My grandfather laughed very loudly. “A woman can keep you warm like wine, or turn cold like ice. Be patient, little man. A person without patience is like a candle without wax. Sometimes love makes you very impatient. Keep control of your feelings.”

We said nothing more for a while as I thought about what he told me. And I thought about Yaldda. I had never seen her again after the fighting started. I wondered where she was, and whether she was safe. Had her family left in time, or had they waited too long? Sometimes I wrote poems about Yaldda in my diary, where I kept all the important things that Grandfather told me.

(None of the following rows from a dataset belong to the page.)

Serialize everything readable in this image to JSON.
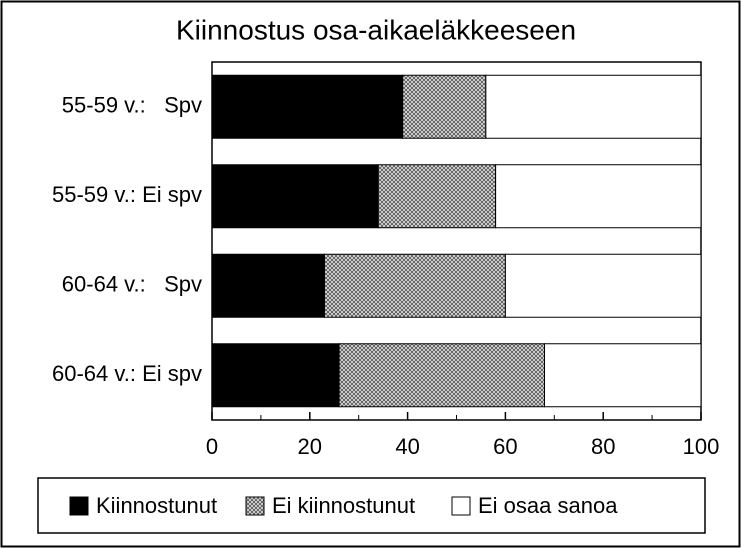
{
  "chart_data": {
    "type": "stacked_barh",
    "title": "Kiinnostus osa-aikaeläkkeeseen",
    "categories": [
      "55-59 v.:   Spv",
      "55-59 v.: Ei spv",
      "60-64 v.:   Spv",
      "60-64 v.: Ei spv"
    ],
    "series": [
      {
        "name": "Kiinnostunut",
        "color": "#000000",
        "values": [
          39,
          34,
          23,
          26
        ]
      },
      {
        "name": "Ei kiinnostunut",
        "color": "#9a9a9a",
        "pattern": "crosshatch",
        "values": [
          17,
          24,
          37,
          42
        ]
      },
      {
        "name": "Ei osaa sanoa",
        "color": "#ffffff",
        "values": [
          44,
          42,
          40,
          32
        ]
      }
    ],
    "xlim": [
      0,
      100
    ],
    "xticks": [
      0,
      20,
      40,
      60,
      80,
      100
    ],
    "xminorticks": [
      10,
      30,
      50,
      70,
      90
    ],
    "legend": "bottom"
  }
}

Our steps were surprisingly loud as we walked down the middle of the road with not a single creature in sight, except for some sparrows occasionally flying past, making their
chuk-chuk
noises. The sky was completely blue. Had it not been for the destruction around us, it could have felt like we were going on a picnic.

“Were you impatient, too, to marry Grandmother?” I asked.

“I was in love with her. I was very lucky to have a wife like her, but I didn’t know until many years later that marriage has three stages,” he said, and sighed as he gazed up at the mountain with two peaks. Its bare rock rose up steeply behind the large yellow grain silo that the Russians had built.

“The first stage is that you talk, and your wife listens. The second stage is, she talks and you listen. And the third stage is, both of you talk, and your neighbors listen,” he said with a grin growing wide at the corners of his mouth until it became a big and loud laugh. “The first stage is the best,” he said. Grandfather had not told a joke in months. I laughed to hear the happiness in his voice.

But there was more to Grandfather’s story than that. His greatgrandfather, Khaja Noor Mohammad, had come from a village near Herat in western Afghanistan and had settled in the Maidan Valley about thirty miles from Kabul, where he built a large mud-brick fort with high walls, as was common all over Afghanistan. Though it was large enough to hold his extended family, it was much smaller than the Qala-e-Noborja.

From their base in Maidan, several generations of his descendants have followed the seasons with their herds. They raised sheep and camels for their wool, which they sold to carpet weavers and cloth makers.